‘Fuel on the Highway’: Duo sentenced in illegal dumping case | TheUnion.com

‘Fuel on the Highway’: Duo sentenced in illegal dumping case

TRUCKEE — A former towing company employee and his employer were sentenced last month by a Plumas County judge for illegally dumping waste fuel on Highway 70 in Portola during filming of the “Hell on the Highway” reality TV documentary, officials said.

Former Truckee resident and cast member William Earnest Slade III pleaded guilty to one felony and one misdemeanor pollution charge and was sentenced on Nov. 2 to 45 days in Plumas County jail, according to the California Department of Fish and Game. He was also ordered to pay more than $1,700 in fines and $4,600 in restitution and will be on probation for three years.

Elizabeth Cannon-Lynch, of Verdi, Nev., also pleaded guilty to one misdemeanor charge and was ordered to serve 100 hours of community service and pay more than $1,900 in fines and $4,600 in restitution. She will be on probation for three years.

“The defendants in this case displayed a shocking disregard for the environment, for the safety of members of our community traveling Highway 70, of the law and common sense, all in the name of greed,” said Matthew Carr, deputy district attorney with the California District Attorney’s Association, in a statement.

The crime took place in early February and was captured during filming of “Hell on the Highway,” according to Fish and Game. The 10-part TV documentary, which is currently airing on the National Geographic channel, chronicles tow truck workers and officials with Caltrans and the California Highway Patrol who battle the snow every winter to keep Donner Pass and Interstate 80 open.

According to Fish and Game, Cannon-Lynch, former owner of Running Bear Towing (where Slade was employed), received a call on Feb. 7 regarding a railroad truck in Portola that needed assistance after the driver mixed more than 40 gallons of diesel and unleaded fuel in its fuel tank.

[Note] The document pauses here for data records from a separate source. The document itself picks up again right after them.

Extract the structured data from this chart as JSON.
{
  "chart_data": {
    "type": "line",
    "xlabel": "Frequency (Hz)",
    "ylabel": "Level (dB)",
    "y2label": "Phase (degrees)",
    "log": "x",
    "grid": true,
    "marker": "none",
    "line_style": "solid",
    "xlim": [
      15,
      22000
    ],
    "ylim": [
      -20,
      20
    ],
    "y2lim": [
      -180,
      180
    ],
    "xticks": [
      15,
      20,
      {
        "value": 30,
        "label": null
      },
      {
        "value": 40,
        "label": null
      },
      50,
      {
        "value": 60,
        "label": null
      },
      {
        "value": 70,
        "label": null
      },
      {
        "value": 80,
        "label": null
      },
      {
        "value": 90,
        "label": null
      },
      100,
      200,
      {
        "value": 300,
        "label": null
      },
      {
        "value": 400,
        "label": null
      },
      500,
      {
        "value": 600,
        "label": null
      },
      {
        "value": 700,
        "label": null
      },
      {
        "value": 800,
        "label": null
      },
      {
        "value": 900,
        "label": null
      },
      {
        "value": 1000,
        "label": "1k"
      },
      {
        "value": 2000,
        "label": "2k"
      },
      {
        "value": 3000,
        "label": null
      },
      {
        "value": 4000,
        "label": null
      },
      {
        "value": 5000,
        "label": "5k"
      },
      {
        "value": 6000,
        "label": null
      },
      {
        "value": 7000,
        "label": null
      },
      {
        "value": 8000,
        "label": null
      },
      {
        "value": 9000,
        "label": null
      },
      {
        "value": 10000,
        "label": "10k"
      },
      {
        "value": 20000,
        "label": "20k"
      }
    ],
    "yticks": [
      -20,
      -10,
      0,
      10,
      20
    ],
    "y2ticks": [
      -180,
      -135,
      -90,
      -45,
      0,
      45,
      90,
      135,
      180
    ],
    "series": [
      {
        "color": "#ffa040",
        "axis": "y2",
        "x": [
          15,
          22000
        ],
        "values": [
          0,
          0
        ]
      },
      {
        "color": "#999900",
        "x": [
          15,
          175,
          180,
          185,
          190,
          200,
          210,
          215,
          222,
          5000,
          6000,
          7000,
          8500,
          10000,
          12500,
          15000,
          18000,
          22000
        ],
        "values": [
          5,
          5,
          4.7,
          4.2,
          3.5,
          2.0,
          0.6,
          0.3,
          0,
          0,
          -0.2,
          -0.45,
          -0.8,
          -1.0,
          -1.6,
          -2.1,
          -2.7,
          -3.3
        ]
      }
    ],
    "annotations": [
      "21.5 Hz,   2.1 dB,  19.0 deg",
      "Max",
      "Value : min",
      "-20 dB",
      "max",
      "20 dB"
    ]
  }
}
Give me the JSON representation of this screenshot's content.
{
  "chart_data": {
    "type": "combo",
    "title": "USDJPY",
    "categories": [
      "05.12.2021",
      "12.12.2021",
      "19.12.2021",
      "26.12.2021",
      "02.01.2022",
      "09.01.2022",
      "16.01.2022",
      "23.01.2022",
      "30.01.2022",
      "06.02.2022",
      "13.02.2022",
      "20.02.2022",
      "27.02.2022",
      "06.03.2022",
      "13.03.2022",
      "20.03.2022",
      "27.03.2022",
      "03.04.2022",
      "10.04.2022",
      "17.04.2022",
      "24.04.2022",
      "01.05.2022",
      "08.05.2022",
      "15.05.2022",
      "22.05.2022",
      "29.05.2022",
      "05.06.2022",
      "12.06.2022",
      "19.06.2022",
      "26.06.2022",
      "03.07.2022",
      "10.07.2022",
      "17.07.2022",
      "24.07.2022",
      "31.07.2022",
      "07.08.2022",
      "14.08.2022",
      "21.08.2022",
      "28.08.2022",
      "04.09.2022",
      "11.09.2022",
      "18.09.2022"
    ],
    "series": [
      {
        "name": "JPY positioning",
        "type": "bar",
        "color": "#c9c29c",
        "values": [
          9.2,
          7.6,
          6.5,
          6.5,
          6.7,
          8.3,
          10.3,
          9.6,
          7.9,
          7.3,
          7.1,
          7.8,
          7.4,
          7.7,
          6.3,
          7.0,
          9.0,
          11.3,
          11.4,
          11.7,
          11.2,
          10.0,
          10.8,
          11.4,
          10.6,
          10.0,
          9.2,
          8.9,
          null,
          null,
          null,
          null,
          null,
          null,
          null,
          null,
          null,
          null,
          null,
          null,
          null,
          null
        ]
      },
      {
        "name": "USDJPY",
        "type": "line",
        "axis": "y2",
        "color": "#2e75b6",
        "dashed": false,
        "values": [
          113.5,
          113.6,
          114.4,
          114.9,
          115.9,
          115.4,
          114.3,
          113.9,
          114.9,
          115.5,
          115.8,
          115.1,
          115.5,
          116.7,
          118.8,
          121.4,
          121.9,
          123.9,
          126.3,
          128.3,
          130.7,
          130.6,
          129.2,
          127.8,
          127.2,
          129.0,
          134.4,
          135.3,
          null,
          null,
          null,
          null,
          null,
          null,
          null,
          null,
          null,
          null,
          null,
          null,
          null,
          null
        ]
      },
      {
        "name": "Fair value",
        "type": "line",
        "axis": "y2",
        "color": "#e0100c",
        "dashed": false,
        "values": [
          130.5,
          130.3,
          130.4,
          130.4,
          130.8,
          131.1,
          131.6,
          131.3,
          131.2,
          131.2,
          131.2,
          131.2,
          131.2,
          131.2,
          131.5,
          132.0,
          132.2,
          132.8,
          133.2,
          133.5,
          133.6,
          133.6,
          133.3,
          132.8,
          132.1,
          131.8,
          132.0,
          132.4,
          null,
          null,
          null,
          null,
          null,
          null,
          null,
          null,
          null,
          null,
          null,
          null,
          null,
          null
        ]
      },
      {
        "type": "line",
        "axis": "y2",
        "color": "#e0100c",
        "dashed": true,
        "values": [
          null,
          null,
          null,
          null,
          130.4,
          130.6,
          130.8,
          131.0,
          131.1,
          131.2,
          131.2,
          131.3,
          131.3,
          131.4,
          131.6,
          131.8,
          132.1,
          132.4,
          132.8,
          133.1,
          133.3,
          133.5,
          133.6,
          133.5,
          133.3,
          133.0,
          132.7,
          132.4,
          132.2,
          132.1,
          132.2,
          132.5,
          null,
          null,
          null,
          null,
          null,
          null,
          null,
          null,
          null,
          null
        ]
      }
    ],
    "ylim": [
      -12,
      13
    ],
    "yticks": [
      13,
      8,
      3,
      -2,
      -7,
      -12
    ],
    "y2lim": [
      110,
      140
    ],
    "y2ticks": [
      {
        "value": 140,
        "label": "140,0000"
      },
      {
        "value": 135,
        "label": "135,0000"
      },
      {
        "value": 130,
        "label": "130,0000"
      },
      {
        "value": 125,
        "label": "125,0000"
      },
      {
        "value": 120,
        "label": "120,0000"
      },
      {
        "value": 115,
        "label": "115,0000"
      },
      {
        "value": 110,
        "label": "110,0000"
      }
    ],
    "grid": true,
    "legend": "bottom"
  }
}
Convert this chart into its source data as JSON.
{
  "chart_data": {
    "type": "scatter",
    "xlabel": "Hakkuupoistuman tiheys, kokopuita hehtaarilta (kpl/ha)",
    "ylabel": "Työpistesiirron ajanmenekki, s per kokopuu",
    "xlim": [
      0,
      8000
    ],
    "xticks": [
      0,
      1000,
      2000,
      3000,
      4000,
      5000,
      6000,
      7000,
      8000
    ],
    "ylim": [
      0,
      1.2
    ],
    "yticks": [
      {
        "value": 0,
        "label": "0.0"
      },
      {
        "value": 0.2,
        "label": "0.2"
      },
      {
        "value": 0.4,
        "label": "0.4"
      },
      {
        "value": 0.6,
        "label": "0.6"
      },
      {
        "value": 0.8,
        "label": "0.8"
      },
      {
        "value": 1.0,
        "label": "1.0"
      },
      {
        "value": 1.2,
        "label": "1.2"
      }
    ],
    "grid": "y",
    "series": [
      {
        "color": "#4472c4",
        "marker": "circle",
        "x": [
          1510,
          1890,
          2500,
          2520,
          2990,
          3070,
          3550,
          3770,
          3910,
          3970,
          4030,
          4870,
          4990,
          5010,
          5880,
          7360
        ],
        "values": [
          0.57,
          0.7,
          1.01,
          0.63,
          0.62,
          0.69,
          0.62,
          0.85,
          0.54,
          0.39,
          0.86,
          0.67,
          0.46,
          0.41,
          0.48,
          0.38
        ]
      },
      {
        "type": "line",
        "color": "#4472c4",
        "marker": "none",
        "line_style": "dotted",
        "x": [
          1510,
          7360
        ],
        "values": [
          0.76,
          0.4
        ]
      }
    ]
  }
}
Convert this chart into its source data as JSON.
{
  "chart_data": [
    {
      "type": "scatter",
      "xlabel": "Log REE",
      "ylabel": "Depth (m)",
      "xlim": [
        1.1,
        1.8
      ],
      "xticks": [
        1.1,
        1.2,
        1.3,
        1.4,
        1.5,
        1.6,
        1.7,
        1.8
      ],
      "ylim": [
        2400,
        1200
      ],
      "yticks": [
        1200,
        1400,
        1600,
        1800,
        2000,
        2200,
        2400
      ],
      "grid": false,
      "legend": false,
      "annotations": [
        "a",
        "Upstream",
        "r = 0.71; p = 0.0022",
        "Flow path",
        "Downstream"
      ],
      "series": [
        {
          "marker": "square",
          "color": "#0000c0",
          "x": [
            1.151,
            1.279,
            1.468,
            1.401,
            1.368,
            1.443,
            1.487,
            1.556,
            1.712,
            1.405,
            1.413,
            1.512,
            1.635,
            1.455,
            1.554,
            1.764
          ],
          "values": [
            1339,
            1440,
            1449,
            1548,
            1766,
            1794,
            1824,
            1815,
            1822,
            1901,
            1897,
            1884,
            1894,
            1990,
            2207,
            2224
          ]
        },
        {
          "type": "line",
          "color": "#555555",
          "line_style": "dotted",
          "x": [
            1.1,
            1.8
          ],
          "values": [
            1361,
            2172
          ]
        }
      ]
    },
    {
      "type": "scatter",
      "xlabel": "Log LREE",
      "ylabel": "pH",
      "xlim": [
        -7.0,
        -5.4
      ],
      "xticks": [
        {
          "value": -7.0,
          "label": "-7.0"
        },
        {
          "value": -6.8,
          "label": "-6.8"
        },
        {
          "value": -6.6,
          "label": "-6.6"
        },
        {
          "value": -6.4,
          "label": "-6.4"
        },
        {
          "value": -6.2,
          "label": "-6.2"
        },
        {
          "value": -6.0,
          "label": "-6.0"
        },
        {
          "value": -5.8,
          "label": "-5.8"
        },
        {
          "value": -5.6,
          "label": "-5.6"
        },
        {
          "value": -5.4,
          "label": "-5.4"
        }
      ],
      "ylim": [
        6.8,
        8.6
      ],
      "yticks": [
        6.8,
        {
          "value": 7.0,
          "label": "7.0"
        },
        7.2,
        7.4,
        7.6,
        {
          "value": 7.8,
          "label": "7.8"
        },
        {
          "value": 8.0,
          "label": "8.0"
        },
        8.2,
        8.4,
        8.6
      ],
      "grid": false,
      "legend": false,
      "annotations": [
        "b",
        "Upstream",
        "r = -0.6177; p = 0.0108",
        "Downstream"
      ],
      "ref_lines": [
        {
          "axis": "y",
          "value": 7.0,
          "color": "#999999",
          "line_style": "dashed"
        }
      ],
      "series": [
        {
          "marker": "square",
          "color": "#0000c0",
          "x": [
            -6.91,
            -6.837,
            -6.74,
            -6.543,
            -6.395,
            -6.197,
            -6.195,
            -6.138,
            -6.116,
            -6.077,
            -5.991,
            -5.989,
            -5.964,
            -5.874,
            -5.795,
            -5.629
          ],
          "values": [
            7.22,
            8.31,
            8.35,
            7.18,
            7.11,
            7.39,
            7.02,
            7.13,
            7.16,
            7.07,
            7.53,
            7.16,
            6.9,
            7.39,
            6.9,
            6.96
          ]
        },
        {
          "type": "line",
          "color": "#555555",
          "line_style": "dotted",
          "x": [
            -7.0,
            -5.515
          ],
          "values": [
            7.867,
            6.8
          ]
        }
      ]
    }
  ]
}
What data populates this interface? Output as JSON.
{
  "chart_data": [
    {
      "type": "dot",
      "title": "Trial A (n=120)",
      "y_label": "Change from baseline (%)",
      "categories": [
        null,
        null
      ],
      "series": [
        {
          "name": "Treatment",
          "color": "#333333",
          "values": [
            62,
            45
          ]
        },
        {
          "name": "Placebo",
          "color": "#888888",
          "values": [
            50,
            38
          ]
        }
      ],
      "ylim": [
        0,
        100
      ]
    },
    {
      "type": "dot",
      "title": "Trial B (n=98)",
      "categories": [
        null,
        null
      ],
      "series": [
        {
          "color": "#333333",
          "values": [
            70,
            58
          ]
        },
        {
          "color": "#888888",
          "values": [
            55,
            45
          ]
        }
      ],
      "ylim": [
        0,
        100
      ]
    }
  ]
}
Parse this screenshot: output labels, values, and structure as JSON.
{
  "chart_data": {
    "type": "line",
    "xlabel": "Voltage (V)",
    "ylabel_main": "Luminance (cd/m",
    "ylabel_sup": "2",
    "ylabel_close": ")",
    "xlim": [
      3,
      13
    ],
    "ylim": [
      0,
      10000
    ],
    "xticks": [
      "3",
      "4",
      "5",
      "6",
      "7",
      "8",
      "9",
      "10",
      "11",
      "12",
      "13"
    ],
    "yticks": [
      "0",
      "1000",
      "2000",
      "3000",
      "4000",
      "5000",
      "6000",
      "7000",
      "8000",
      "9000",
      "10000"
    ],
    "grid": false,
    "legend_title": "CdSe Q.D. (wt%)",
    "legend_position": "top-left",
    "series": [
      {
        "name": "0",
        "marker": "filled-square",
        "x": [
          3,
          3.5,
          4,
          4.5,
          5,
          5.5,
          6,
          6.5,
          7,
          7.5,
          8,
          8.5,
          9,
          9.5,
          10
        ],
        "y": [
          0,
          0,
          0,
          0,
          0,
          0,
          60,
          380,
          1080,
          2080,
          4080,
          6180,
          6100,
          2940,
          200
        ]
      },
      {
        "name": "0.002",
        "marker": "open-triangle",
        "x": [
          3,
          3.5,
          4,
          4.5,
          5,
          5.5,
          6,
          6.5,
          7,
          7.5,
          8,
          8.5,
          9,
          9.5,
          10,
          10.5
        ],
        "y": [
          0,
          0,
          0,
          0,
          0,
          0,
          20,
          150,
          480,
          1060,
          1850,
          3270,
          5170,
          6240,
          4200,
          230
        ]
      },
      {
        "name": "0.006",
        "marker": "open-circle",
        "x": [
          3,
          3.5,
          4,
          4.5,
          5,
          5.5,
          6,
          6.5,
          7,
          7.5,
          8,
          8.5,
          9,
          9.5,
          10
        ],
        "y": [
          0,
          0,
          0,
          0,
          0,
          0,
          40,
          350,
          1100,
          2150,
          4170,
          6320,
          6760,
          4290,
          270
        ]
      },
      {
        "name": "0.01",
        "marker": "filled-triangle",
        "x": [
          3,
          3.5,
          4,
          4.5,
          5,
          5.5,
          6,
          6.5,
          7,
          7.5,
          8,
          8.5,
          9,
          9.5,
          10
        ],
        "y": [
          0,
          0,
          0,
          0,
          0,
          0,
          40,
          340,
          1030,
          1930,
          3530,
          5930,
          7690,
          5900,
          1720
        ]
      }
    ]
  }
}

Slade went to Portola after securing an electric pump and a 30-gallon plastic trash can, and once there, began extracting the waste while a Morningstar Entertainment crew filmed the events.

Waste oil and other petroleum products are classified as hazardous material in California for the purpose of transport and disposal. Neither Cannon-Lynch nor Slade possessed the proper permits to remove, transport or dispose the waste fuel, according to Fish and Game.

When Running Bear Towing was called for statement, the company’s listed numbers in both Truckee and Reno was no longer in service.

Steve Ulrich, a Fish and Game warden, said it’s “doubtful” the company is still in business, adding that the company was having financial troubles during the shooting of the series.

It took until March 23 for Fish and Game to obtain the footage, said case officer and department warden Nick Buckler, with it ultimately being provided by National Geographic’s headquarters in New York City. Ulrich added that “the production company (America’s Star Media, a subsidiary for Morningstar Entertainment) basically stonewalled us.”

The obtained footage shows the garbage can leaked and could hold only a portion of the fuel. Slade is seen in the footage leaving and returning with another trash can before leaving the scene again with the two garbage cans — one stacked within another — and fuel spreading out from his work area at the pump, over two lanes of Highway 70, and into a storm drain leading to the nearby Feather River. Portola is located a little more than an hour north of Truckee.

Slade was arrested in Truckee on March 29 by the Department of Fish and Game with assistance from the Truckee Police Department, Buckler said.

The Nevada County Sheriff’s Office, CHP and California Department of Toxic Substances Control assisted in the investigation, Buckler said.

— The Sierra Sun’s Margaret Moran contributed to this report.